The creature dropped to the bloody floor with a sickening, heavy plop. It was roughly the size of a large rat, entirely metallic, yet it moved with a terrifying, fluid organicity.
Its reflective silver surface shifted and pulsed in the light, reorienting itself toward the microscopic vibrations of their panicked footsteps.
The parasite wasn’t dead; it was just actively hunting for an undamaged host.
Chapter 4: The Silver Scurry
The metallic parasite coiled its segmented body, its liquid-like surface reflecting the harsh afternoon sunlight. It didn’t possess eyes, yet it moved with an unmistakable, predatory focus.
Jax was closest. The young radioman was frozen on his knees, his hands still clamped over his ears, his eyes wide with unadulterated horror.
Move, Jax! Move! Elen screamed in her mind, her hands abandoning the heavy, useless sniper rifle that was too cumbersome for close-quarters combat.
She drew her standard-issue sidearm in a fluid, desperate motion, her eyes tracking the impossibly fast creature as it slithered across the bloody concrete.
“Get away from him!” Miller roared, his panic finally overriding his paralyzing shock.
Miller raised his pistol and squeezed the trigger, unleashing a chaotic, deafening barrage of 9mm rounds into the floorboards. The gunfire echoed violently in the tiny, enclosed space.
Bullets chipped the concrete floor, sending deadly fragments of stone and shrapnel flying through the dusty air. But the creature was far too fast, zigzagging through the debris like a drop of quicksilver.
It sprang from the ground with the force of a coiled steel spring, launching itself directly at Jax’s face.
Jax threw his arms up to protect his neck, letting out a raw, guttural scream of absolute terror.

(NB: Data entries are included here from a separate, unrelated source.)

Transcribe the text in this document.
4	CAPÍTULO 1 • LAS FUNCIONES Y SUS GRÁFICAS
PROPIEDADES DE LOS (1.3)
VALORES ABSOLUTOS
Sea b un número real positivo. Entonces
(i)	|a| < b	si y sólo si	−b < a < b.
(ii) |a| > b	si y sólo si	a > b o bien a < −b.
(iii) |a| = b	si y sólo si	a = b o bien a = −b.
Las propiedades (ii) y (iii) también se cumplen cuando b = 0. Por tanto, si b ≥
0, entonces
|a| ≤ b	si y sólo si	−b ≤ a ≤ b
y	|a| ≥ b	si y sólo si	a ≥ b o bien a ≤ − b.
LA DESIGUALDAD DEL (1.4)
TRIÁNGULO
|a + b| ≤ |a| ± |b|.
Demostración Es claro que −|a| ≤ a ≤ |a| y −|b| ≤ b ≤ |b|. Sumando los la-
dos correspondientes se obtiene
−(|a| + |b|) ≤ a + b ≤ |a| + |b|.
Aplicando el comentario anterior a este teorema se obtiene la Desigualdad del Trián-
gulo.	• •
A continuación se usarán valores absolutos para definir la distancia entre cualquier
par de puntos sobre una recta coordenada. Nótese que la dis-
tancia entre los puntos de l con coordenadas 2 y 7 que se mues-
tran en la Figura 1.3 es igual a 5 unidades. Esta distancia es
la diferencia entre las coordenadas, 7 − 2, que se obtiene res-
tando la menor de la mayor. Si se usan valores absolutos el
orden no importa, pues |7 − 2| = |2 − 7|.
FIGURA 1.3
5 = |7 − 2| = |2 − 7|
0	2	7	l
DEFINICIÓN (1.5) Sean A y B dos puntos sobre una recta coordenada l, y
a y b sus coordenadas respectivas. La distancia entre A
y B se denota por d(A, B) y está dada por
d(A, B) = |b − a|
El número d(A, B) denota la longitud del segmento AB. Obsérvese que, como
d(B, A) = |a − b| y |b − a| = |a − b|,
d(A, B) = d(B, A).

Elen didn’t hesitate. She threw her entire body weight laterally across the cramped room, tackling the young radioman just as the creature reached the apex of its jump.
The silver parasite sailed past them, missing Jax’s exposed skin by mere fractions of an inch. It hit the crumbling drywall behind them, its razor-sharp microscopic appendages biting instantly into the plaster.

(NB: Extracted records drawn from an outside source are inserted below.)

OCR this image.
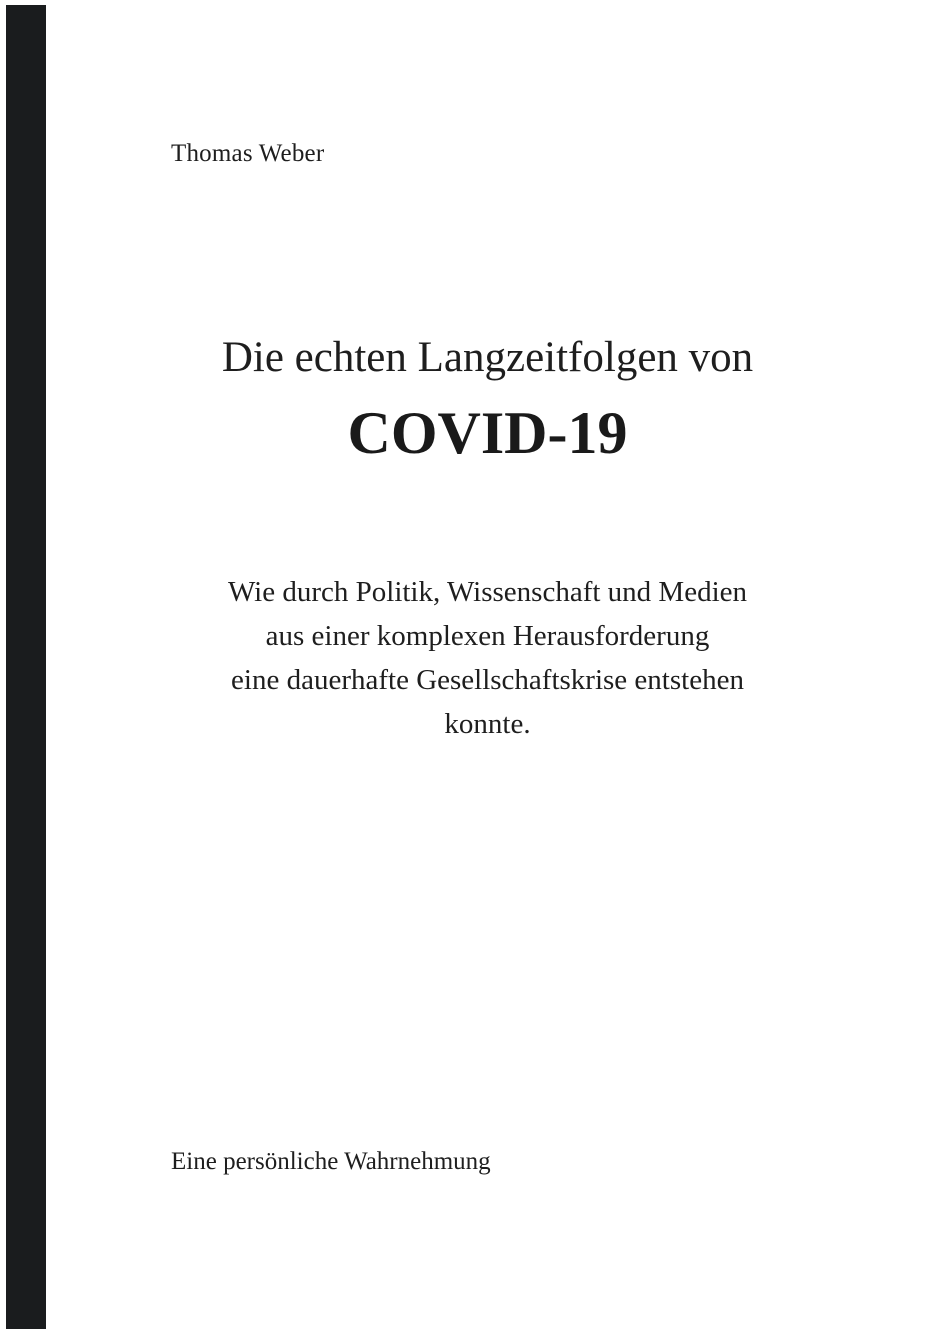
Thomas Weber
Die echten Langzeitfolgen von
COVID-19
Wie durch Politik, Wissenschaft und Medien
aus einer komplexen Herausforderung
eine dauerhafte Gesellschaftskrise entstehen
konnte.
Eine persönliche Wahrnehmung
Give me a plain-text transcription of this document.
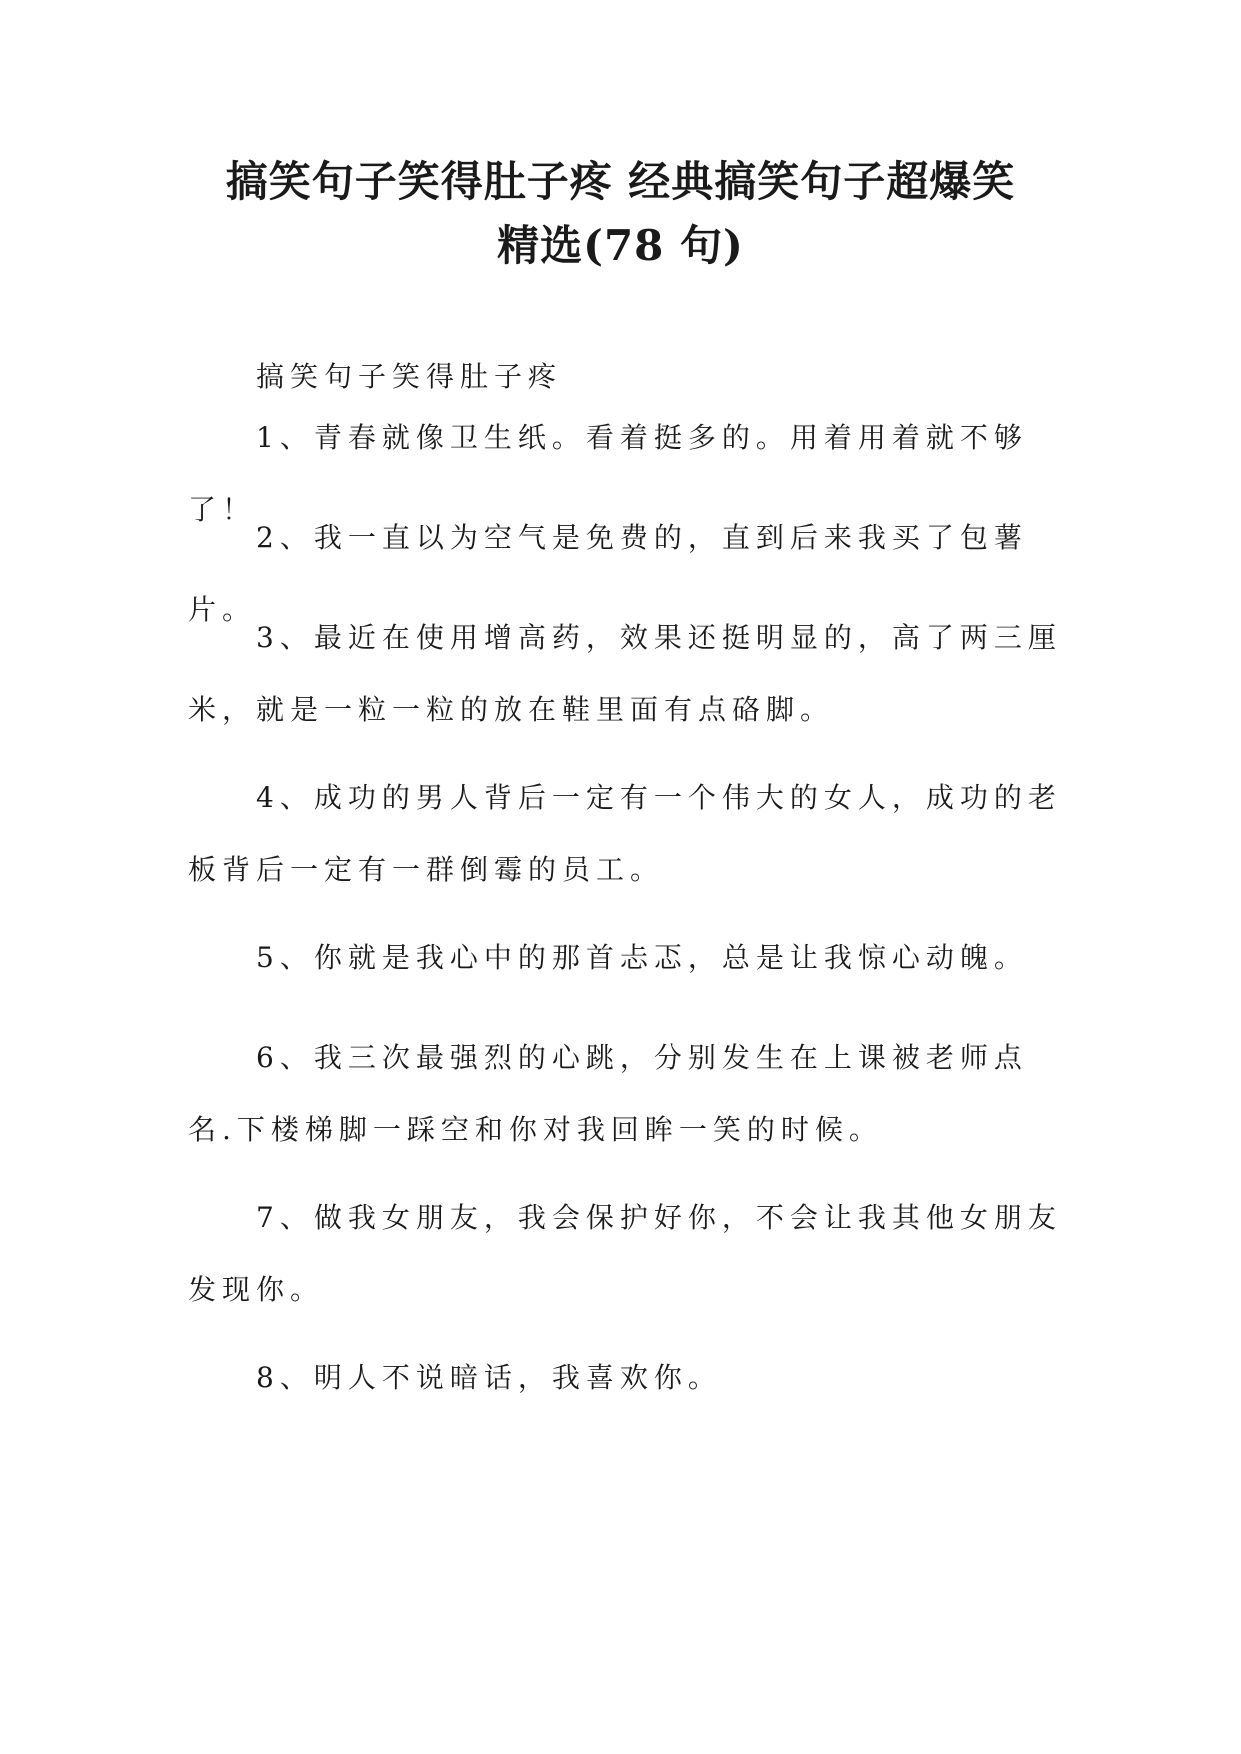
搞笑句子笑得肚子疼 经典搞笑句子超爆笑
精选(78 句)

搞笑句子笑得肚子疼

1、青春就像卫生纸。看着挺多的。用着用着就不够了！

2、我一直以为空气是免费的，直到后来我买了包薯片。

3、最近在使用增高药，效果还挺明显的，高了两三厘米，就是一粒一粒的放在鞋里面有点硌脚。

4、成功的男人背后一定有一个伟大的女人，成功的老板背后一定有一群倒霉的员工。

5、你就是我心中的那首忐忑，总是让我惊心动魄。

6、我三次最强烈的心跳，分别发生在上课被老师点名.下楼梯脚一踩空和你对我回眸一笑的时候。

7、做我女朋友，我会保护好你，不会让我其他女朋友发现你。

8、明人不说暗话，我喜欢你。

Before the mechanical monstrosity could reorient itself for a second lethal strike, Elen rolled aggressively onto her back.
She leveled her sidearm with both hands, her breathing remarkably steady despite the tidal wave of adrenaline surging through her veins.
Not today, you metallic freak, she thought coldly, lining up the iron sights.
Elen squeezed the trigger three times in rapid succession.
The hollow-point rounds found their mark perfectly, obliterating the parasite against the wall. The creature burst apart in a shower of synthetic silver fluid and bright, electrical sparks.
The shredded, broken remains fell to the floor, twitching mechanically once before going completely still.
A heavy, suffocating silence rushed back into the room, broken only by the ragged, desperate breathing of the three surviving soldiers.
Elen slowly pushed herself off the debris-covered floor, holstering her smoking weapon. She looked down at Jax, who was trembling violently, his face completely drained of color.
“You okay, kid?” she asked, her voice raspy from the cordite smoke but surprisingly gentle.
Jax could only nod blindly, tears of shock and relief finally spilling over his dirt-streaked cheeks.
Miller stepped forward, slowly lowering his empty weapon. He looked from the destroyed, oozing parasite to the shattered, lifeless body of Sergeant Vance lying in the rubble.
“They breached the quarantine zone,” Miller whispered, the horrifying reality of their situation finally setting in. “The Silvers are already here.”
Elen walked back over to the barricaded window, silently picking up her sniper rifle and dusting off the scope. She looked out at the ruined, broken city, the shadows growing longer as the afternoon sun began to set over the battlefield.
“They aren’t just here,” Elen said, racking the bolt of her rifle to chamber a fresh, heavy round. “They’re leading the charge. We’re entirely on our own now.”